Ha! Don't you waste a lot dialing back to espresso though? Or can you easily get back to the same grind (bearing in mind it's best to have the motor running when you adjust finer)?

I've backed the MBK Aergrind to avoid disturbing the E37s (which would be really annoying to try to change to coarse grind)


----------



## ATZ (Aug 4, 2017)

That's what I thought the feedback would be - maintain grind settings for espresso would be a pain to change to coarse on a SJ

Are there any grinders that people tend to multitask on or do people tend to invest in more than one?


----------



## hotmetal (Oct 31, 2013)

I think most* people have a hand grinder for brewed if they have a good espresso grinder too. The waste of time and coffee swapping adjustment is too much. I think there are some fairly affordable grinders like Baratza Vario that claim to be good for both, but I'm not sure how good they are as I haven't had one, and there doesn't seem to be many people on here trying to use one grinder for all methods.
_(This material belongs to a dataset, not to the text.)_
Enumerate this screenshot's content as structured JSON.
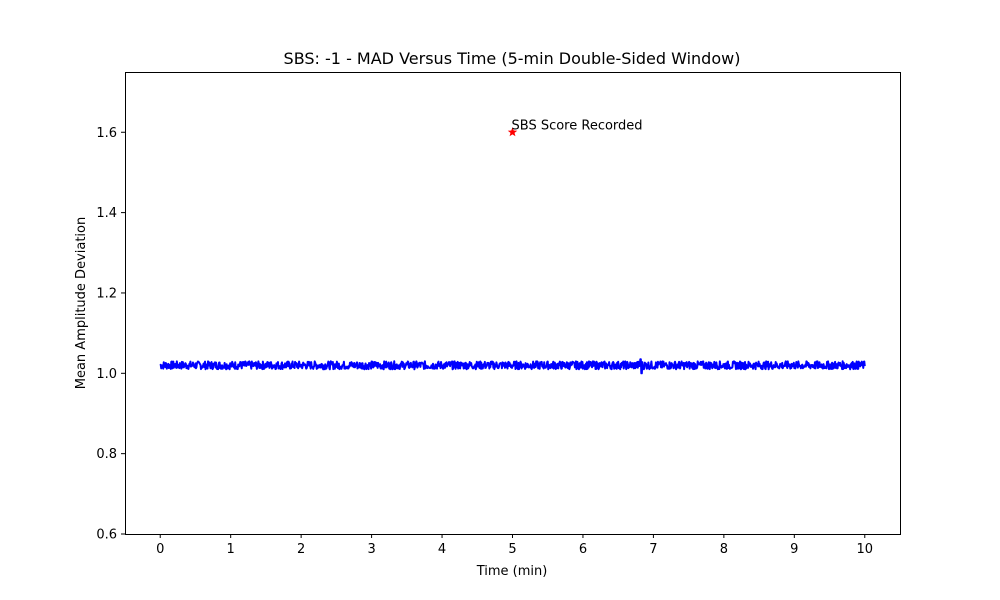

* I have no way of quantifying or substantiating this statement, just a feeling from having been on here a few years.


----------



## Stanic (Dec 12, 2015)

With the manual grinders I've got (Feldgrind and Kinu M68) it is a non issue to change setting between espresso and other methods, of course after I've figured out what the espresso setting is. I don't waste any more coffee and am very happy. Ask @MediumRoastSteam how he likes his Kinu









If electric grinder is a must I'd wait for the Niche grinder if I were you, it looks pretty good.


----------



## Dylan (Dec 5, 2011)

Yea - the only real consideration is machines designed for 'single dosing', and thats mainly manual grinders line the Kinu M68 - but even then left over boulders from coarse grinding can end up ruining an espresso shot.

The simplest/easiest option by far is a hand grinder for brewed and leave your espresso grinder at the same setting.


----------



## MediumRoastSteam (Jul 7, 2015)

Kinu works for me, but what Dylan says is right. As I only drink espresso, it's a non issue for me.


----------



## ATZ (Aug 4, 2017)

Dylan said:


> Yea - the only real consideration is machines designed for 'single dosing', and thats mainly manual grinders line the Kinu M68 - but even then left over boulders from coarse grinding can end up ruining an espresso shot.
> 
> The simplest/easiest option by far is a hand grinder for brewed and leave your espresso grinder at the same setting.


I'll look into hand grinders for pour over / Chemex, cheers.


----------